Después del desayuno y los buenos deseos del personal del hostal nos despedimos y esperamos afuera por el taxi, que ya estaba coordinado para que nos moviera por Nicaragua hasta la frontera. Por la experiencia anterior, salimos quince minutos antes previendo que se marchara si no nos encontraba. No quisimos alejarnos mucho de la entrada por temor a ser asaltadas. El taxi llegó puntual y dentro venía una señora con su joven hijo, quienes se convirtieron en nuestros compañeros de viaje por casi todo el trayecto.
El día entero lo pasamos viajando por el país. El mejor recuerdo que tengo de ese trayecto es el de un paisaje rural con muchas montañas a ambos lados. A pesar de lo apartado, las carreteras se observaban en muy buen estado. Paramos solo dos veces ese día. La primera, para almorzar en un cuchitril pequeño. Allí no tuvimos que pagar, todo fue por cuenta de los que coordinaban el viaje. En el lugar coincidimos con otro taxi, idéntico al nuestro, donde venían cuatro compatriotas más.

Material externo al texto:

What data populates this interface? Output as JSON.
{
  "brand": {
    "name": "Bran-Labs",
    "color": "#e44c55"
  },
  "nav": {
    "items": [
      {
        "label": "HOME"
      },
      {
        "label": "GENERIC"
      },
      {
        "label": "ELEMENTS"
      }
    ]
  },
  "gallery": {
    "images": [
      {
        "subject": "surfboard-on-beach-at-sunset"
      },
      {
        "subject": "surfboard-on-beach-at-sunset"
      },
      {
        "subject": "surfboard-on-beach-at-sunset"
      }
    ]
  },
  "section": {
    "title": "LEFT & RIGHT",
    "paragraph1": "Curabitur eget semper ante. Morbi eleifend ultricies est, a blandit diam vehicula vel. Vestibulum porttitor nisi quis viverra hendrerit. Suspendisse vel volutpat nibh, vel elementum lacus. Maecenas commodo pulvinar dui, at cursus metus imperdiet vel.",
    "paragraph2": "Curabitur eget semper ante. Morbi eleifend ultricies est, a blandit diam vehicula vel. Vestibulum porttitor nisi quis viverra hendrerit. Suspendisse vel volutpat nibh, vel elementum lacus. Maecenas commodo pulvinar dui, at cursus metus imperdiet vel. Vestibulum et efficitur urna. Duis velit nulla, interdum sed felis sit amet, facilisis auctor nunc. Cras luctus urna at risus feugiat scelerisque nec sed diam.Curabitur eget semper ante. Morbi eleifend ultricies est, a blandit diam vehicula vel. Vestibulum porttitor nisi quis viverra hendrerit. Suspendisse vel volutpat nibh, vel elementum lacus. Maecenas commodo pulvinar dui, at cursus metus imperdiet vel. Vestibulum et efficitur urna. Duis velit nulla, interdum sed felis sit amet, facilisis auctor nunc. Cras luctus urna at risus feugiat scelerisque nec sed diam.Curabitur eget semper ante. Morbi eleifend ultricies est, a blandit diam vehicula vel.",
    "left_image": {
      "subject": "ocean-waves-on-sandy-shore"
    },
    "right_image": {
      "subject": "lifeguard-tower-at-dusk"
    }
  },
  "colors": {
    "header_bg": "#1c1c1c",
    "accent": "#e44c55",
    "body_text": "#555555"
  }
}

La segunda parada fue en una gasolinera, para reabastecernos de combustible y comprar refrescos y galletas. Como en Nicaragua no se usa mascarilla, el taxista recomendó que nos la quitáramos para no llamar la atención. En las tiendas y lugares públicos sí es de uso obligatorio. En cada parada nos sorprendía la gran variedad de productos en exhibición, a pesar de que eran zonas rurales y empobrecidas.
Supimos que nuestros compañeros de travesía venían de una provincia del centro de Cuba, como muchos de los que fuimos encontrando a lo largo del camino. Fue curioso descubrir que había muy pocos habaneros.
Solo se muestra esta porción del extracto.